Des probabilités non négligeables
existent pour qu'un jour où l'autre l'un d'eux percute notre planète,
sur laquelle on a d'ailleurs déjà recensé 150 cratères
(récents) dus à de tels impacts. La collision est d'ailleurs
aussi l'explication la plus souvent mentionnée de l'extinction massive
de certaines espèces sur notre planète. L'événement
violent qui s'est produit le 30 juin 1908 dans la région de la Tunguska
en Sibérie et a détruit des milliers d'hectares de forêt,
s'il n'a pas été occasionné par l'entrée d'un
fragment de noyau cométaire dans notre
atmosphère, pourrait également s'expliquer par la rencontre
avec un NEO d'une centaine de mètres de diamètre. En somme,
des versions superlatives de ce qui se produit quotidiennement avec la
chute de ces petits fragments d'astéroïdes que sont les météorites.
Les circastéroïdes correspondent
à une population à faible durée de vie. Leurs orbites
sont instables sur des durées supérieures à cent millions
d'années. C'est en gros le temps qu'il leur faut pour entrer en
collision avec une planète tellurique ou se voir tout simplement
expulsés de cette région du Système solaire par les
diverses perturbations gravitationnelles qui s'y excercent. Le maintien
dans le temps d'une telle population signifie donc qu'elle est renouvelée
en permanence. Le taux requis est de uelques centaines d'objets de plus
d'un kilomètre de diamètre tous les millions d'années.
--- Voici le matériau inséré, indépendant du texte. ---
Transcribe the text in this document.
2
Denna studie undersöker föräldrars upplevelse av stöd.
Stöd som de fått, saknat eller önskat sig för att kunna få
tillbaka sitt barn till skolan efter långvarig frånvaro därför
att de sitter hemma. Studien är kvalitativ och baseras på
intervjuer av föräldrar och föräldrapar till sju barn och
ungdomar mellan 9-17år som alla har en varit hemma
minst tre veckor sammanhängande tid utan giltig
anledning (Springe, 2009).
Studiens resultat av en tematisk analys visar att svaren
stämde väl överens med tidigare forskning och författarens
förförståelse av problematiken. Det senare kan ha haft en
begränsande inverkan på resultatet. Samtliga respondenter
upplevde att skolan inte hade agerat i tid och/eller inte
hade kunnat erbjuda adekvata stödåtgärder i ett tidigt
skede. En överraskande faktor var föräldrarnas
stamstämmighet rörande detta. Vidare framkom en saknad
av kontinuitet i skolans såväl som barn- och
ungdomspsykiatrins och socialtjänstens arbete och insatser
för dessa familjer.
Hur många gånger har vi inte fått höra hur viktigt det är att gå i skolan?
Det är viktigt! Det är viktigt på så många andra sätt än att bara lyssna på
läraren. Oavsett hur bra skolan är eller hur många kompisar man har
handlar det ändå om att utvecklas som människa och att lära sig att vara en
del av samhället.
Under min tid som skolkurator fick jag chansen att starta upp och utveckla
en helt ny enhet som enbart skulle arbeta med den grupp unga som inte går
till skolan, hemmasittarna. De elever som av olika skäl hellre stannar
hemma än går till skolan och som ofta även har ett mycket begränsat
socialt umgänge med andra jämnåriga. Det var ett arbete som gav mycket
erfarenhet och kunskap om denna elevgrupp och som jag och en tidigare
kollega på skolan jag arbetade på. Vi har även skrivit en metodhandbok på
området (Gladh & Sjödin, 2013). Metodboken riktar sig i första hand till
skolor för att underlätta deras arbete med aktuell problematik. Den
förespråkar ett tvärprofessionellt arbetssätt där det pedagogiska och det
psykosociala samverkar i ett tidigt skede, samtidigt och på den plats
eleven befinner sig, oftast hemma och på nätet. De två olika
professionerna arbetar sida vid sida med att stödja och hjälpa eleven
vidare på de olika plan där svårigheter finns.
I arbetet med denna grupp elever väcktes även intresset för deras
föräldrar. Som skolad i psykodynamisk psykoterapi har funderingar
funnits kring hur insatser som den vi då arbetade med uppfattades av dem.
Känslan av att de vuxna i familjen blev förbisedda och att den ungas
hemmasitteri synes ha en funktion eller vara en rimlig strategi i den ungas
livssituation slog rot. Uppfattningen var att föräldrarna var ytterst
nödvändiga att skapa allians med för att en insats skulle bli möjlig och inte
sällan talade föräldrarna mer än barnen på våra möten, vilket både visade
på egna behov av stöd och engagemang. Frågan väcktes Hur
Une conclusion cohérente avec l'idée
que l'on se fait du pompage des lacunes de Kirkwood. mais ce n'est pas
la seule possibilité. Certains chercheurs pensent que les circastéroïdes
pourraient également être des noyaux cométaires éteints
ou endormis. Puis les régions internes sont régulièrement
visitées par de tels objets, il peut sembler logique d'imaginesr
que certains y restent piégés par l'attraction gravitationnelle
de telle ou telle planète intérieure. On sait aussi que certains
noyaux cométaires (groupe de Kreutz) sont régulièrement
englouties par le Soleil.
Le principal circastéroïde
est 1036 Ganymède (à ne pas confondre avec le satellite
galiléen). Son diamètre est de 41 kilomètres.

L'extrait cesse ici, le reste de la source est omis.